Interesting article in this week’s NYT magazine about baby names. For a good time waster, check out this site on the subject from the Social Security Administration. There, you can track the popularity of different names over the last 100 years.
And I think I’ve finally put one of my nagging questions to rest. How did the name Madison suddenly become the #2 most popular name among girls? Had anyone heard of this name a few years back? Didn’t Tom Hanks, in fact, point out in “Splash” when Darryl Hannah wanted to name herself after Madison Avenue that Madison was in fact NOT a legitimate woman’s name?

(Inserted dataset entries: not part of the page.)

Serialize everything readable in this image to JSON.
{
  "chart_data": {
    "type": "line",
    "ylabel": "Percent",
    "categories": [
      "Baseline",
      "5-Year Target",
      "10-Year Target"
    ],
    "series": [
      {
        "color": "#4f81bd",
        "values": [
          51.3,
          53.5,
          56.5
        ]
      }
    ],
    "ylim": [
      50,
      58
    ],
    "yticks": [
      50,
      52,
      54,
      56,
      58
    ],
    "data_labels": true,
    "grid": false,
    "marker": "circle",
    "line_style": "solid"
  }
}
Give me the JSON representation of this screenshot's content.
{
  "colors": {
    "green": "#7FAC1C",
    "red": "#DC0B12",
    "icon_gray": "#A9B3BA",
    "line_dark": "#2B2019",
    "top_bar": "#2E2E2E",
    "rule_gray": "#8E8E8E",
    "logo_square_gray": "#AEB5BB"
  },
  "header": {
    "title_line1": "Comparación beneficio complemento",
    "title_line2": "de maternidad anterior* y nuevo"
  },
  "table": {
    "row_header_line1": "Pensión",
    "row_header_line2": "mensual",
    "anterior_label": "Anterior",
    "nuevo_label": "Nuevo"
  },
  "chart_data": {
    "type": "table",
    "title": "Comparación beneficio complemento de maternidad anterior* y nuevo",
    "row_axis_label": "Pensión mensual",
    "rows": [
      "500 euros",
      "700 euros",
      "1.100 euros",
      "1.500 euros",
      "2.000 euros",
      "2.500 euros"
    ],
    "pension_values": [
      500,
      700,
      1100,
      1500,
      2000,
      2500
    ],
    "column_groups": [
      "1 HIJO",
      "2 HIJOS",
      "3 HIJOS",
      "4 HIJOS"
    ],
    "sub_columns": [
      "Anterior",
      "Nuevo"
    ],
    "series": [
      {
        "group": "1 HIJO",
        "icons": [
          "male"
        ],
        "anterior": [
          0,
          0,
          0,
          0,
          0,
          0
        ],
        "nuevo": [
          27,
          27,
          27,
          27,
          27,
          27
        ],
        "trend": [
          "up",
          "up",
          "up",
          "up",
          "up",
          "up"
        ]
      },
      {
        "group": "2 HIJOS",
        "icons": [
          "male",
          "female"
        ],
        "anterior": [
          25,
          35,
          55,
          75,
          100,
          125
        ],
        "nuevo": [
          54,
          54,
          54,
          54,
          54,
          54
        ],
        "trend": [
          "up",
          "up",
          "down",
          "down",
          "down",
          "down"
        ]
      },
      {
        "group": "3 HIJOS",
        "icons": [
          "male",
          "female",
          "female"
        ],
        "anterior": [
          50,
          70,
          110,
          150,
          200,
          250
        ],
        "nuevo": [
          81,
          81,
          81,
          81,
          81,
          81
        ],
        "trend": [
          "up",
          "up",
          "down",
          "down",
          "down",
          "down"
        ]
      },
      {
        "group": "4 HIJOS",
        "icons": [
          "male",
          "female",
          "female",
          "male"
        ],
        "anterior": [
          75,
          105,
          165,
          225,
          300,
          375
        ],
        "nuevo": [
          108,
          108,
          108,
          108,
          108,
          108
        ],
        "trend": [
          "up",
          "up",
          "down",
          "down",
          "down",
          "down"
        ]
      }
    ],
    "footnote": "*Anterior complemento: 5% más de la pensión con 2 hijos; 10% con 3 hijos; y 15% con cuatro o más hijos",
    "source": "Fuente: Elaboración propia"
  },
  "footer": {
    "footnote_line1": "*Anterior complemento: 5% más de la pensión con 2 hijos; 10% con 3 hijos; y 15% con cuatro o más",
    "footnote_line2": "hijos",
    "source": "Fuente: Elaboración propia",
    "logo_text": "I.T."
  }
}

Well, back then it wasn’t. Madison doesn’t show up in the top 1,000 most popular girls’ names until the 1980s, when it was #539. It shot up in the rankings every year after that. (#216 in 1990, to 133 the following year, then 112, then 78, then 53, 29, 15, 10, 9, 7, 3, 2 and, in 2002, 2 again. #1, for the record, is Emily.)
I don’t know if the name’s popularity can be traced back entirely to the cultural impact of “Splash”, but the next generation of kids is definitely gonna miss the joke when that movie gets rerun on cable.
Jerry, for the record, is currently #286, the lowest it’s been in the 100 years on record on the site. It peaked in the 1940’s at #19.